Alleman Jacques
François-Jacques Laussus Alleman, dit Jacques Alleman, né le 12 septembre 1882 à Bordeaux, mort le 30 octobre 1945 à Nœux-les-Mines, est un architecte français. Marqué d'abord par le
régionalisme, il s'est affirmé comme un architecte Art déco, avec un goût prononcé pour un symbolisme probablement lié à son appartenance à la franc-maçonnerie.

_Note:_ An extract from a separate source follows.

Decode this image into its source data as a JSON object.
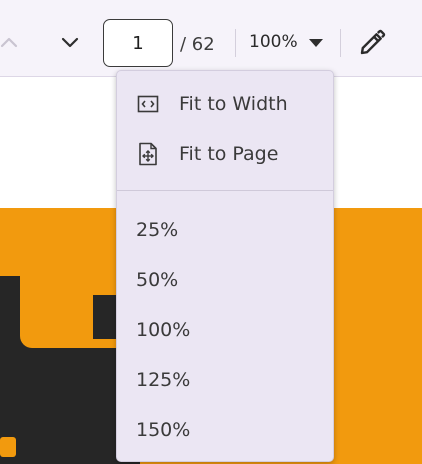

Jacques Alleman est originaire de
Bordeaux, il est le frère aîné de Jeanne Alleman (1885-1938), dite Jean Balde, et le petit-neveu de l'érudit gascon Jean-François Bladé (1827-1900).
Il fait ses études à l'école des Beaux-Arts de Paris jusqu'en 1909, puis il réside à Lausanne jusqu'en 1914 où il est mobilisé au 418e régiment d'infanterie suivant le décret du 4 août 1914. Il
sert aux armées de 1915 à 1919 et connaît les champs de bataille d'Ypres, de Verdun, de la Bataille de la Somme et de l'Aisne. Le 4 mars 1919 il est démobilisé. Sergent de réserve dès 1906, il
reçoit la croix de guerre, la médaille de la victoire et la médaille commémorative, pour ses actions héroïques pendant la Grande Guerre.

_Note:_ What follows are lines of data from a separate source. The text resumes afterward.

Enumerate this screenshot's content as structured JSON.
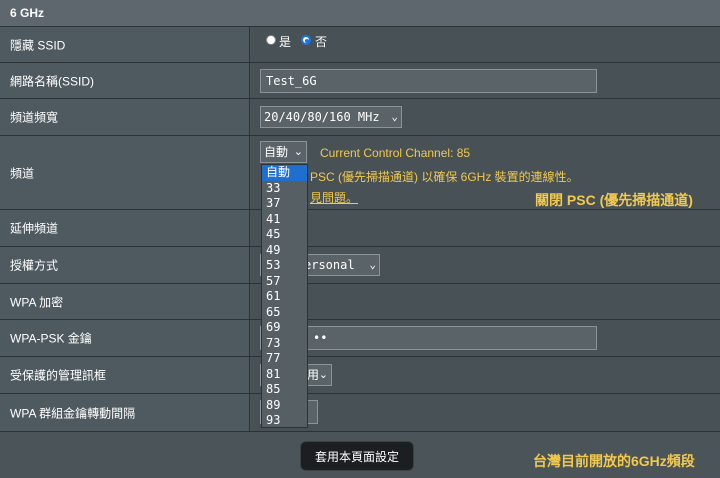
{
  "header": {
    "title": "6 GHz"
  },
  "rows": {
    "hide_ssid": {
      "label": "隱藏 SSID",
      "yes_label": "是",
      "no_label": "否"
    },
    "ssid": {
      "label": "網路名稱(SSID)",
      "value": "Test_6G"
    },
    "bandwidth": {
      "label": "頻道頻寬",
      "value": "20/40/80/160 MHz"
    },
    "channel": {
      "label": "頻道",
      "selected": "自動",
      "current_channel": "Current Control Channel: 85",
      "psc_note": "PSC (優先掃描通道) 以確保 6GHz 裝置的連線性。",
      "link_text": "見問題。"
    },
    "ext_channel": {
      "label": "延伸頻道"
    },
    "auth": {
      "label": "授權方式",
      "value": "ersonal"
    },
    "wpa_enc": {
      "label": "WPA 加密"
    },
    "wpa_psk": {
      "label": "WPA-PSK 金鑰",
      "value": "••"
    },
    "pmf": {
      "label": "受保護的管理訊框",
      "value": "用"
    },
    "group_key": {
      "label": "WPA 群組金鑰轉動間隔"
    }
  },
  "dropdown": {
    "options": [
      "自動",
      "33",
      "37",
      "41",
      "45",
      "49",
      "53",
      "57",
      "61",
      "65",
      "69",
      "73",
      "77",
      "81",
      "85",
      "89",
      "93"
    ],
    "selected_index": 0
  },
  "apply_button": {
    "label": "套用本頁面設定"
  },
  "annotations": {
    "psc_close": "關閉 PSC (優先掃描通道)",
    "taiwan_bands": "台灣目前開放的6GHz頻段"
  },
  "colors": {
    "accent_yellow": "#f2c94c",
    "selection_blue": "#1f6fd1"
  }
}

Il s'installe alors dans le Pas-de-Calais à Béthune puis à Nœux-les-Mines, région dans laquelle il a combattu et où il se marie avec Germaine Lafon, dont il a deux enfants. Il participe à la
reconstruction de Béthune sous la direction de Louis-Marie Cordonnier. On lui doit notamment l'hôtel de ville de Béthune, le palais de Justice et un certain nombre de maisons particulières de la
Grand Place. Il adopte un style régionaliste et expressionniste. Il obtient plusieurs médailles à l'exposition des Arts décoratifs de Paris, qui lance le style du même nom. Son œuvre est toujours
marquée par une symbolique ésotérique, inspirée par la franc-maçonnerie.
Parallèlement et certainement en relation avec son appartenance à l'Union nationale des combattants (UNC), principale organisation d'anciens combattants, il construit de très nombreux monuments
aux morts. Notamment, il édifie presque tous les monuments commémoratifs de la ville de Lille où il s'installe en 1931. Il participe alors activement au programme des grands travaux lancé la même
année par Roger Salengro.
Il y dessine en particulier un projet de lycée à bâtiments dispersés, qui aurait dû remplacer le lycée Faidherbe, et qui aboutit à la construction de l'Institut Diderot, vaste ensemble qui réunit
l'école pratique César-Baggio et l'école primaire supérieure Benjamin-Franklin. Sa dernière œuvre connue est l'église Notre-Dame-des-Arts, bâtiment éphémère destiné à l'exposition du Progrès
Social, organisé à Lille en 1939. La seconde période de son activité est marquée par le style Art déco. Pendant la Seconde Guerre mondiale, il se réfugie à Bordeaux. Probablement déjà gravement
malade, il rejoint Nœux-les-Mines où il meurt peu de temps après, le 30 octobre 1945.